How to Stay Warm and Bundle Up This Winter
Article revised on 16 January 2018
If you want to brave the winter cold and have fun skating, tobogganning, skiing or just walking outside, it’s important to dress appropriately. Here are two easy steps!
1. Dress in layers, and customize according to your level of exertion
The goal of layering is to allow you to add or remove layers in order to regulate your body temperature. When you sweat, your clothing becomes damp. Since water conducts heat better than air, your body can lose heat 25 times faster when in direct contact with damp clothing. A little difference can have major consequences, particularly in frigid temperatures.
Outdoor professionals recommend wearing three layers of clothing. The base layer is especially important, because it is next to your skin. Its role is to keep you dry by wicking moisture away from your body.
The mid layer protects you from the cold by trapping your body heat, while wicking away moisture and drying quickly. More than one article of clothing may make up your mid layer, depending on the level of protection required.
The weatherproof outer layer must be windproof and waterproof, while allowing moisture from your body to evaporate. This layer is generally the most technical (and expensive) one.
Placing one layer over another enables you to take advantage of warm air that’s trapped between each article of clothing. The layering principle is important not only for protecting your core but also your legs, hands and head.
2. Carefully choose the fabrics for each layer
A waterproof rain jacket over a cotton shirt can ruin your winter activity, since cotton absorbs water and takes a long time to dry.

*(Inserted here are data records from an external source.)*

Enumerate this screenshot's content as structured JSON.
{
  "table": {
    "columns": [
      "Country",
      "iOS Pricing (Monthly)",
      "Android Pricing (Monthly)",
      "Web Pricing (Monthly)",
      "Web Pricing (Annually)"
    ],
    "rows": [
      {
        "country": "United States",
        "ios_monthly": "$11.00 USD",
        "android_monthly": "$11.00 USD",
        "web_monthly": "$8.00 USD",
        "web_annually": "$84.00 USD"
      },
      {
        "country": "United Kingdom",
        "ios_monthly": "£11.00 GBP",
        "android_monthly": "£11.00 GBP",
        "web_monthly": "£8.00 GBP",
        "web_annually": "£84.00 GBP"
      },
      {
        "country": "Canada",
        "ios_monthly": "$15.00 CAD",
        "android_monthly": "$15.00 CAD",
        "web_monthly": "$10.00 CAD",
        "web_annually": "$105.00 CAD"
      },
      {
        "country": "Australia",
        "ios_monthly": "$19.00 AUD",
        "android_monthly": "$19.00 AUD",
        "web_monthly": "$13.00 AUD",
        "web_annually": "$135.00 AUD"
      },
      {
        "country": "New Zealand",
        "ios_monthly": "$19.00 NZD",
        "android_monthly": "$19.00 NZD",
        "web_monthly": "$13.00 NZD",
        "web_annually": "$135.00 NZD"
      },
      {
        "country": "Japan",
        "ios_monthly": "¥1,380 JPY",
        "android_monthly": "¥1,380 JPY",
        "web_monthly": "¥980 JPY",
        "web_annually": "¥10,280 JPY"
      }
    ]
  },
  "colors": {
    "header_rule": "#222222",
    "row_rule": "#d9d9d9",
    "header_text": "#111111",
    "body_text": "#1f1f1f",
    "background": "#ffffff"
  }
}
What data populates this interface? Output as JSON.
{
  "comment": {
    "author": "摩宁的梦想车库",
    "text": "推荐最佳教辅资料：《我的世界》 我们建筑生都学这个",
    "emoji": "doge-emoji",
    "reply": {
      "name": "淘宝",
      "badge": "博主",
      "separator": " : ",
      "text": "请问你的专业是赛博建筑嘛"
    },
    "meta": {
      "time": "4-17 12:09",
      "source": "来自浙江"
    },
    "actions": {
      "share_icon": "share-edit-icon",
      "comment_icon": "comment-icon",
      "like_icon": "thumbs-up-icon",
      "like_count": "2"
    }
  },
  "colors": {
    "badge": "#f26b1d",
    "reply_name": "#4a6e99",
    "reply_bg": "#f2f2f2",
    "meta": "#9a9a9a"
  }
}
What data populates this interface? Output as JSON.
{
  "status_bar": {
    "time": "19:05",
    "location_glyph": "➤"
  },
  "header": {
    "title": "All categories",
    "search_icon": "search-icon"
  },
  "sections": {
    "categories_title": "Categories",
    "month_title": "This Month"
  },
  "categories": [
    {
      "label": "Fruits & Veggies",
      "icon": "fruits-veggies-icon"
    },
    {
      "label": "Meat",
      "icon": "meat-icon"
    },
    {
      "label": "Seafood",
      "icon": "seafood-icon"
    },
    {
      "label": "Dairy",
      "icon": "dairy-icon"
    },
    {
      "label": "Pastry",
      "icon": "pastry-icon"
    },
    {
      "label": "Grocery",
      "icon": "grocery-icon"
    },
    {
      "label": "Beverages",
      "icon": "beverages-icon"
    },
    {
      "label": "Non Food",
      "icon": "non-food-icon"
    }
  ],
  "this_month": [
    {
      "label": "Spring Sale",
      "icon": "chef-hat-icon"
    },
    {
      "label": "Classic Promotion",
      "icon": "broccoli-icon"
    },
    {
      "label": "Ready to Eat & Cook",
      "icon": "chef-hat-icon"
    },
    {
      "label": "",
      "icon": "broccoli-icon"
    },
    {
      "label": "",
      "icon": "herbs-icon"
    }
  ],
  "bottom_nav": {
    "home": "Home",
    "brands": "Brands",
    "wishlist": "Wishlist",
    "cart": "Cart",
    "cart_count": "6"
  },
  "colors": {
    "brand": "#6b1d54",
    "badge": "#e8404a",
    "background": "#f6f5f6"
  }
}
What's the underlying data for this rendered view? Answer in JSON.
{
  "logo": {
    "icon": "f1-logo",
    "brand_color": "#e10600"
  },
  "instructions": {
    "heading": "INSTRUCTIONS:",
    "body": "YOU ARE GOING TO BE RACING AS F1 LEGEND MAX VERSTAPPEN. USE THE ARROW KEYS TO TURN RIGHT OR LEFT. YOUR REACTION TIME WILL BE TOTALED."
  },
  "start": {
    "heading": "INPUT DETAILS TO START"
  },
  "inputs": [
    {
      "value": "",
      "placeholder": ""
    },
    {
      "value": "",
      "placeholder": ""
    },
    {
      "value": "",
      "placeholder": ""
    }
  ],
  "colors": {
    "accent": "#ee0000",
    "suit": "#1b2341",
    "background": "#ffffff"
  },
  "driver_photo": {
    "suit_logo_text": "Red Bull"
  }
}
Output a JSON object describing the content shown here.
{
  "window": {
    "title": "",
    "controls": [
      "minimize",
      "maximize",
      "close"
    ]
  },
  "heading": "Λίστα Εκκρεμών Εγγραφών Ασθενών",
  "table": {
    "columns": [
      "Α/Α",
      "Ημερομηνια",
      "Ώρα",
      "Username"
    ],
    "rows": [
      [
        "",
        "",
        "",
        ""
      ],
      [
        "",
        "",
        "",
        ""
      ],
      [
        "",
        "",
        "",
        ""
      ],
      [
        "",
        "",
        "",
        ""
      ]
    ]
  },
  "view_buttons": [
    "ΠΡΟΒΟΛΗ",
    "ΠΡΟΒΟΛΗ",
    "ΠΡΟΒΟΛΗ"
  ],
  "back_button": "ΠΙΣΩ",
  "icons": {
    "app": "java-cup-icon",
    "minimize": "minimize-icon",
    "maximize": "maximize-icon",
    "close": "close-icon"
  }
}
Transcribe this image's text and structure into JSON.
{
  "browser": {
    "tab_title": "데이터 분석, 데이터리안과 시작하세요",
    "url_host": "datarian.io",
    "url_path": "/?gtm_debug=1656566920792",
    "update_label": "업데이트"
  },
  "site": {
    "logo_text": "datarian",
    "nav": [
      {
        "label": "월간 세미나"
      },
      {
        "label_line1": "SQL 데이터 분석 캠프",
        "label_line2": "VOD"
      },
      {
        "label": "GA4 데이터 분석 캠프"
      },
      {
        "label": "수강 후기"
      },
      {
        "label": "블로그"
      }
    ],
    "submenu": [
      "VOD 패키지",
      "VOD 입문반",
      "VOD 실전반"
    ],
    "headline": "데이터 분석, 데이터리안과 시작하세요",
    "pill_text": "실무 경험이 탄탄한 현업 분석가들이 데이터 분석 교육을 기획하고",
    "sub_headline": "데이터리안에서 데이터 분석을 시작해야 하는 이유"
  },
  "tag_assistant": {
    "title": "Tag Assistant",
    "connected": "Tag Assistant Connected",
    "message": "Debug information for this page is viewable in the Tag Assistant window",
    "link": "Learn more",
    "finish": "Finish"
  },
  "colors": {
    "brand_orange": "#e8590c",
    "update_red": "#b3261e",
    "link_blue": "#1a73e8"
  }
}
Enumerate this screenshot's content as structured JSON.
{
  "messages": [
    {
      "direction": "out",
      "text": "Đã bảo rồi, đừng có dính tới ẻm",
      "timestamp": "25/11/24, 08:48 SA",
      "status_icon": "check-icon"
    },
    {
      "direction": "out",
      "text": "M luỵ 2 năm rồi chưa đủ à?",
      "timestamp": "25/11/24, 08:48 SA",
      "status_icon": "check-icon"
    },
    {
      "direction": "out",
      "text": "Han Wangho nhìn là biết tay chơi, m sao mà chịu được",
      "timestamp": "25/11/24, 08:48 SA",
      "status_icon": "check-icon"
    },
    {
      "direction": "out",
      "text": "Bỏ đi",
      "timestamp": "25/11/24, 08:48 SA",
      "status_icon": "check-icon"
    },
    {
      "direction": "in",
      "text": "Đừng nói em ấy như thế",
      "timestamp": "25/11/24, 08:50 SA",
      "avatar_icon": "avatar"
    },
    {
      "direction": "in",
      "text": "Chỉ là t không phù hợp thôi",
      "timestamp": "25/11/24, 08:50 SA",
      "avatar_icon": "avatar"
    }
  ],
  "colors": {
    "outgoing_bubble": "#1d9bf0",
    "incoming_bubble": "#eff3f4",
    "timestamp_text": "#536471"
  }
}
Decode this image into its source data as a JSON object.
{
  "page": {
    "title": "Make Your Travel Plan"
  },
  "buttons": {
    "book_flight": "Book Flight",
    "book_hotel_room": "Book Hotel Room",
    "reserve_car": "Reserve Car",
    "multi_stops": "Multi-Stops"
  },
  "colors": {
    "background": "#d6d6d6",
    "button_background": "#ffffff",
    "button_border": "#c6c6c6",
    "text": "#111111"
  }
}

In general, your base layer should be made of quick-drying hydrophobic fibres. Various synthetic fabrics, such as polyester, acrylic and polypropylene, have these qualities. Merino wool – pure or a wool and synthetic fibre blend – can also be used as a warmer base layer. It has the undeniable advantage of being odour-resistant.
Light, warm and affordable polar fleece, natural down (although much more expensive) and synthetic insulating materials such as PrimaLoft or softshell fabrics are recommended for the mid layer. This layer also includes hybrid materials, which have insulating and waterproof or windproof qualities. A wide range of outerwear is made of WINDSTOPPER® or softshell fabrics.
Lastly, the well-known Gore-Tex® shells – or their less well-known equivalents, such as eVent or Pro Shell® – most often make up the outer layer. The waterproof, windproof and breathable exterior is bonded between the lining and the outer textile. Although such generally high-performance clothing items are fairly expensive, you can consider them as a long-term investment, because a well-maintained quality outer layer will last for many years.
Ready to go play outside? Don’t forget that the way you dress can make all the difference between winter fun and misery! Consult an outdoor professional for advice on what to wear, based on your needs. Have fun out there!